Dangers and Disadvantages of Leverage
Although leverage is a massive attraction for many and is seen to be an easy way for CFD traders to make exponential profits it must be used with caution. It is by no means a guaranteed way to make huge sums of money although when put in the right hands, it can be an excellent tool to have in your armoury.
What risk does leverage pose?
When you trade on leverage, you are taking positions that are worth considerably more than the money you initially put up front. This allows you to make larger gains but people often underestimate the losses that can be made. When overexposed, all it takes is for a quick shift in the markets for you to be in negative territory, lose all of your capital or even to be heavily in debt to the CFD broker. LOSSES ARE NOT LIMITED TO YOUR TRADING BALANCE.
An example:
Harry opens an oil contract worth the equivalent of £20,000 with a margin requirement of just 5%. On this basis, he is only required to have £1000 in his trading account. If the value of his position falls by 15% to £17,000, he will be liable for the £3000 loss, even if he only has £1000 in his account.

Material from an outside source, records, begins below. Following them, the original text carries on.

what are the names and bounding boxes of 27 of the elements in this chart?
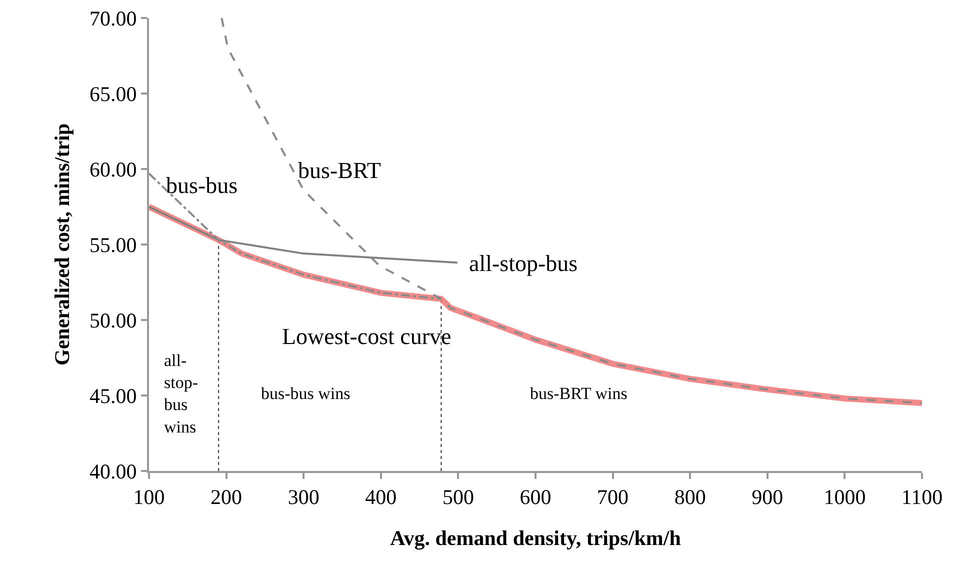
x-tick-label: 700 (597, 485, 629, 510)
x-axis-title: Avg. demand density, trips/km/h (390, 526, 682, 550)
series-label: all-stop-bus (469, 251, 578, 276)
y-tick-label: 55.00 (90, 232, 137, 257)
series-label: bus-bus (166, 173, 238, 198)
y-tick-label: 70.00 (90, 6, 137, 30)
y-tick-label: 45.00 (90, 384, 137, 408)
annotation: bus-bus wins (261, 384, 350, 403)
x-tick-label: 600 (520, 485, 552, 510)
x-tick-label: 200 (210, 485, 242, 510)
y-tick-label: 60.00 (90, 157, 137, 182)
y-tick-label: 65.00 (90, 82, 137, 106)
y-axis-title: Generalized cost, mins/trip (50, 123, 74, 366)
x-tick-label: 1100 (901, 485, 943, 510)
annotation: all-stop-bus wins (164, 351, 198, 436)
x-tick-label: 1000 (824, 485, 866, 510)
series-label: Lowest-cost curve (282, 324, 452, 349)
y-tick-label: 50.00 (90, 308, 137, 332)
x-tick-label: 900 (752, 485, 784, 510)
series-label: bus-BRT (298, 158, 381, 183)
annotation: bus-BRT wins (530, 384, 628, 403)
x-tick-label: 800 (674, 485, 706, 510)
x-tick-label: 300 (288, 485, 320, 510)
y-tick-label: 40.00 (90, 459, 137, 484)
x-tick-label: 400 (365, 485, 397, 510)
x-tick-label: 100 (133, 485, 165, 510)
x-tick-label: 500 (442, 485, 474, 510)
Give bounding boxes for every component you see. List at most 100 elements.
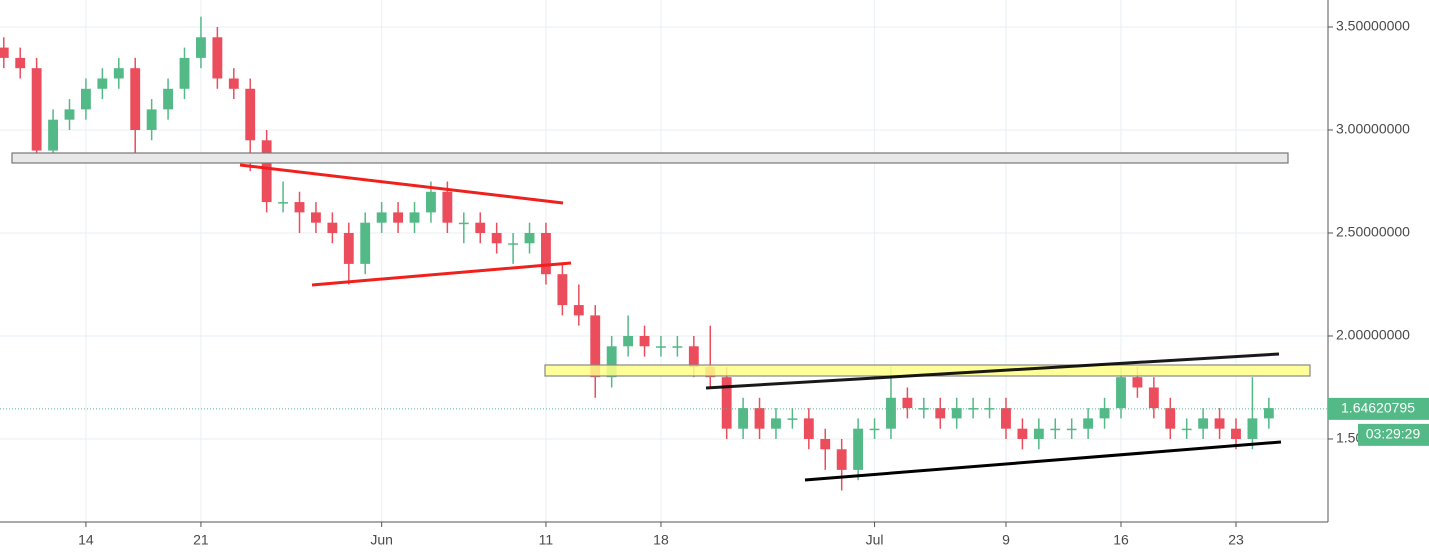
trend-line <box>804 440 1282 482</box>
candle-body <box>1033 428 1044 439</box>
candle-body <box>245 88 256 141</box>
candle-body <box>442 191 453 223</box>
candle-body <box>573 305 584 316</box>
x-tick-label: 18 <box>653 532 669 548</box>
candle-body <box>721 377 732 429</box>
candle-body <box>1148 387 1159 409</box>
candle-body <box>196 37 206 58</box>
x-tick-label: 16 <box>1113 532 1129 548</box>
candle-body <box>113 68 124 79</box>
candle-body <box>311 212 321 223</box>
candles <box>0 16 1328 491</box>
candle-body <box>771 418 781 429</box>
candle-body <box>376 212 387 223</box>
trend-line <box>239 163 564 205</box>
candle-body <box>146 109 157 130</box>
candle-body <box>590 315 601 378</box>
candle-body <box>918 408 929 410</box>
x-tick-label: 14 <box>78 532 94 548</box>
candle-body <box>0 47 9 58</box>
candle-body <box>1214 418 1225 429</box>
candle-body <box>853 428 864 470</box>
candle-body <box>228 78 239 89</box>
candle-body <box>130 68 141 130</box>
countdown-label: 03:29:29 <box>1366 426 1421 442</box>
candle-body <box>803 418 814 439</box>
candle-body <box>623 335 634 347</box>
candle-body <box>409 212 420 223</box>
x-tick-label: Jul <box>866 532 884 548</box>
candle-body <box>212 37 223 79</box>
candle-body <box>261 140 272 203</box>
y-tick-label: 2.50000000 <box>1336 224 1410 240</box>
candle-body <box>31 68 42 151</box>
candle-body <box>1198 418 1209 429</box>
x-tick-label: 9 <box>1002 532 1010 548</box>
candle-body <box>426 191 436 213</box>
candle-body <box>1231 428 1241 439</box>
candle-body <box>343 232 354 264</box>
candle-body <box>639 335 650 347</box>
candle-body <box>836 449 847 470</box>
candle-body <box>754 408 765 429</box>
candle-body <box>672 346 683 348</box>
candle-body <box>1083 418 1094 429</box>
candle-body <box>1247 418 1258 439</box>
candle-body <box>48 119 58 151</box>
candle-body <box>163 88 174 110</box>
x-tick-label: Jun <box>370 532 393 548</box>
candle-body <box>278 202 289 204</box>
candle-body <box>458 222 469 225</box>
candle-body <box>1116 377 1126 409</box>
candle-body <box>393 212 404 223</box>
price-tag <box>1328 397 1429 420</box>
candle-body <box>1066 428 1077 431</box>
candle-body <box>951 408 962 419</box>
candle-body <box>360 222 371 264</box>
x-tick-label: 21 <box>193 532 209 548</box>
candle-body <box>97 78 108 89</box>
candle-body <box>557 274 568 306</box>
price-tag-label: 1.64620795 <box>1341 400 1415 416</box>
candle-body <box>80 88 91 110</box>
candle-body <box>475 222 486 233</box>
grid <box>0 0 1328 522</box>
trend-line <box>311 261 572 287</box>
trend-line <box>705 352 1280 390</box>
candle-body <box>738 408 749 429</box>
candle-body <box>968 408 979 410</box>
candle-body <box>1017 428 1028 439</box>
candle-body <box>524 232 535 244</box>
drawings <box>11 152 1311 482</box>
candle-body <box>886 397 896 429</box>
candle-body <box>1165 408 1176 429</box>
candle-body <box>1050 428 1061 431</box>
candle-body <box>327 222 338 233</box>
countdown-tag <box>1358 423 1429 446</box>
x-tick-label: 23 <box>1228 532 1244 548</box>
y-tick-label: 3.50000000 <box>1336 18 1410 34</box>
candle-body <box>606 346 617 378</box>
zone-grey <box>11 152 1289 164</box>
x-tick-label: 11 <box>539 532 554 548</box>
candle-body <box>688 346 699 367</box>
candle-body <box>294 202 305 213</box>
candle-body <box>179 57 190 89</box>
axis-labels: 1.500000002.000000002.500000003.00000000… <box>78 18 1429 548</box>
candle-body <box>656 346 666 348</box>
candle-body <box>491 232 502 244</box>
candle-body <box>935 408 946 419</box>
candle-body <box>508 243 519 245</box>
candle-body <box>64 109 75 120</box>
candle-body <box>1099 408 1110 419</box>
candle-body <box>15 57 26 69</box>
candle-body <box>541 232 551 275</box>
y-tick-label: 3.00000000 <box>1336 121 1410 137</box>
candle-body <box>984 408 995 410</box>
candle-body <box>1181 428 1192 431</box>
candle-body <box>820 438 831 450</box>
y-tick-label: 2.00000000 <box>1336 327 1410 343</box>
candle-body <box>1263 408 1274 419</box>
candle-body <box>902 397 913 409</box>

Although it is likely the broker will have automatically closed him out early, when markets are turbulent, it isn’t always possible for them to do so.
In this instance, Harry will have to repay the CFD broker the £2000 shortfall or risk further action like having a default on his credit record.
Interest Charges and Fees
Any leveraged trade incurs higher costs than an unleveraged purchase. When a trader goes long on leverage they are essentially borrowing money from the CFD broker and are required to pay interest on this. The larger the amount of leverage in the trade, the more interest they will incur. In addition, the more leverage included in the trade, the more commission the broker will charge to open the contract.
How to use leverage sensibly
To make the most of the benefits of leverage without suffering potentially huge losses, it is sensible to trade amounts that don’t leave the trader overexposed. If the price of the asset moves against them, it would make sense to have funds to cover the movement to a pre-determined point.
It is also advisable to make use of the stop loss. Whenever you buy financial assets through a Contract For Difference, you should consider how much money you are willing to risk in a worst case scenario. If this is 10% of the contract’s value then simply setup the stop loss to close out your position if the asset’s price falls by this amount.
Hopefully the above hasn’t put you off too much as when used sensibly, leverage is an excellent feature of the CFD that can lead to gains that otherwise would be unattainable. Good luck!